Isocitrate dehydrogenase mutational status defines distinct biologic behavior and clinical outcomes in low-grade gliomas. We sought to determine magnetic resonance imaging characteristics associated with isocitrate dehydrogenase mutational status to evaluate the predictive roles of magnetic resonance imaging features in isocitrate dehydrogenase mutational status and therefore their potential impact on the determination of clinical target volume in radiotherapy. Forty-eight isocitrate dehydrogenase-mutant and 28 isocitrate dehydrogenase–wild-type low-grade gliomas were studied. Isocitrate dehydrogenase mutation was related to more frequency of cortical involvement compared to isocitrate dehydrogenase–wild-type group (34/46 vs 6/24, P = .0001). Peritumoral edema was less frequent in isocitrate dehydrogenase–mutant tumors (32.6% vs 58.3% for isocitrate dehydrogenase–wild-type tumors, P = .0381).
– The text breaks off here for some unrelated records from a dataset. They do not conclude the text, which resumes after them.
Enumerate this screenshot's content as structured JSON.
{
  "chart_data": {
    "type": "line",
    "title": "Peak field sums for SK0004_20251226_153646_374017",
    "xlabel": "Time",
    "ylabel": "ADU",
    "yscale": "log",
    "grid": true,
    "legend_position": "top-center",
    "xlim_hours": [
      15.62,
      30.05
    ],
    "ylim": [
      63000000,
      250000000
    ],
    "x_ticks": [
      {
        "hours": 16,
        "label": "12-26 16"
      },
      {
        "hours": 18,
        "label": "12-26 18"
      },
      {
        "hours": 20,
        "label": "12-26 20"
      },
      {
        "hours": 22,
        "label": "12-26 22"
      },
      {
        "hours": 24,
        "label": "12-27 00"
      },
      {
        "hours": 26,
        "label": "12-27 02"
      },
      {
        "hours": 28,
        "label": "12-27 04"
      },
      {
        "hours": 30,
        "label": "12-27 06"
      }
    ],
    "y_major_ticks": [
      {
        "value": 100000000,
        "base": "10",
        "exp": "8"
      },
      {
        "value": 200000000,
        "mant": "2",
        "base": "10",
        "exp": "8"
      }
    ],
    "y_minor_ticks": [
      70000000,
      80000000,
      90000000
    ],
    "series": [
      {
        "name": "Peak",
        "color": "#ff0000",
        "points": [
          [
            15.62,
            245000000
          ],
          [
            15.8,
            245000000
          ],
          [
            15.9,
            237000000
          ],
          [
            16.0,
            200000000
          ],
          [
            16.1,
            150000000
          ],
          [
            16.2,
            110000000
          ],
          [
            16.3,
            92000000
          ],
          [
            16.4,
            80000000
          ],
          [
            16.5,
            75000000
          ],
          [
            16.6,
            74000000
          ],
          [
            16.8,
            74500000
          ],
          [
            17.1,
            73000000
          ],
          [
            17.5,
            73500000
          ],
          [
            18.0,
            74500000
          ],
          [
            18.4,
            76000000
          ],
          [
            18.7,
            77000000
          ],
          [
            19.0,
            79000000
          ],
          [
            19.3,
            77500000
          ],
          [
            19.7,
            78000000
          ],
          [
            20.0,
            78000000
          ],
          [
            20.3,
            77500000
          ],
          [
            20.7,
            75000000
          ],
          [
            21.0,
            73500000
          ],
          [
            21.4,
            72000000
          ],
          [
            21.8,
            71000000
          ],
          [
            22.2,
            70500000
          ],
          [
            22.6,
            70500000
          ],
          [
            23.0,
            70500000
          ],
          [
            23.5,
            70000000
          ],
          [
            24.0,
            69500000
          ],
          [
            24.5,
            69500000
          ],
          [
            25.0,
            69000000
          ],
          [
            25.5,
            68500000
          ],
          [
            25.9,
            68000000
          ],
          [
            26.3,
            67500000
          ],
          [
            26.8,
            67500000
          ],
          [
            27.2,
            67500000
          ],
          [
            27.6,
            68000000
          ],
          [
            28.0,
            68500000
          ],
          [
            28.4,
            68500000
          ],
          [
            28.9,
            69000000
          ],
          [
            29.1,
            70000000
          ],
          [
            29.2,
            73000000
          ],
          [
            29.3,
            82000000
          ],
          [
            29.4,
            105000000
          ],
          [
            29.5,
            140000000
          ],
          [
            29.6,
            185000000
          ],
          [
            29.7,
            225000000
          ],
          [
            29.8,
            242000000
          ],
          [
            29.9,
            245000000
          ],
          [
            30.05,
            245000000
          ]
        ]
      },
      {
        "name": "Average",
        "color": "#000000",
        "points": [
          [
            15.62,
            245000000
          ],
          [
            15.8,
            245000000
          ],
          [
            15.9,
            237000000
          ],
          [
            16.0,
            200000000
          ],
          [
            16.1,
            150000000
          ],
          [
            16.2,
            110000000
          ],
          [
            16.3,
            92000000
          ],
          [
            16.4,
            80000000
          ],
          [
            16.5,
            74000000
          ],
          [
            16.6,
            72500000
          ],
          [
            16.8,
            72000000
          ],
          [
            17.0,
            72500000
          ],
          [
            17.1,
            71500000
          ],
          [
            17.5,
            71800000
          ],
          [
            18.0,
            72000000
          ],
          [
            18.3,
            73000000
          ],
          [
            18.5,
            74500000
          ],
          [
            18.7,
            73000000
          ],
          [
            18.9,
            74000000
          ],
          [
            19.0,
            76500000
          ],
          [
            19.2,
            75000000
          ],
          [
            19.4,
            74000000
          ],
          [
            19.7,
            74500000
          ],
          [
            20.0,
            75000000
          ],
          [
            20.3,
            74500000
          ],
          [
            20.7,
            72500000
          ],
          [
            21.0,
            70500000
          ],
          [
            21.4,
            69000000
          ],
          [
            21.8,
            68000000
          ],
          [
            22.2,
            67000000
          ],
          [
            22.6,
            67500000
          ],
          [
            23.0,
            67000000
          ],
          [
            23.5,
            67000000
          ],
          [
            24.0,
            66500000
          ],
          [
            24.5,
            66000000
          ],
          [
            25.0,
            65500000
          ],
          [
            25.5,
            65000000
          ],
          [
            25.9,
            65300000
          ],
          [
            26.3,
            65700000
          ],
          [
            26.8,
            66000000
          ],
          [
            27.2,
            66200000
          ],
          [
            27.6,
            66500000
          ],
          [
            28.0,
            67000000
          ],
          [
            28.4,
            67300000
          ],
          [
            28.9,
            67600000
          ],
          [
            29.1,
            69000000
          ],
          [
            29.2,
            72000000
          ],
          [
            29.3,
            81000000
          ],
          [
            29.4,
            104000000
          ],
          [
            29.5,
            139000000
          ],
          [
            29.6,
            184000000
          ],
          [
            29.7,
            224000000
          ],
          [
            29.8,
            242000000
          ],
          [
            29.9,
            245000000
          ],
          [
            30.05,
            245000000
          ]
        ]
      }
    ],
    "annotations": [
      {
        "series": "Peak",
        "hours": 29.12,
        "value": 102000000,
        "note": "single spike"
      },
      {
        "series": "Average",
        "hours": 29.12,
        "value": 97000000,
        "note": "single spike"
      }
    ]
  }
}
Isocitrate dehydrogenase–wild-type tumors were more likely to have a nondefinable border, while isocitrate dehydrogenase–mutant tumors had well-defined borders (66.7% vs 39.1%, P = .0287). Only 8 (17.4%) of 46 of the isocitrate dehydrogenase–mutant tumors demonstrated marked enhancement, while this was 66.7% in isocitrate–wild-type tumors ( P < .0001). Choline–creatinine ratio for isocitrate dehydrogenase–wild-type tumors was significantly higher than that for isocitrate dehydrogenase–mutant tumors. In conclusion, frontal location, well-defined border, cortical involvement, less peritumoral edema, lack of enhancement, and low choline–creatinine ratio were predictive for the definition of isocitrate dehydrogenase–mutant low-grade gliomas. Magnetic resonance imaging can provide an advantage in the detection of isocitrate dehydrogenase status indirectly and indicate the need to explore new design for treatment planning in gliomas. Choline–creatinine ratio in magnetic resonance spectroscopy could be a potential more reasonable reference for the new design of delineation of target volume in low-grade gliomas.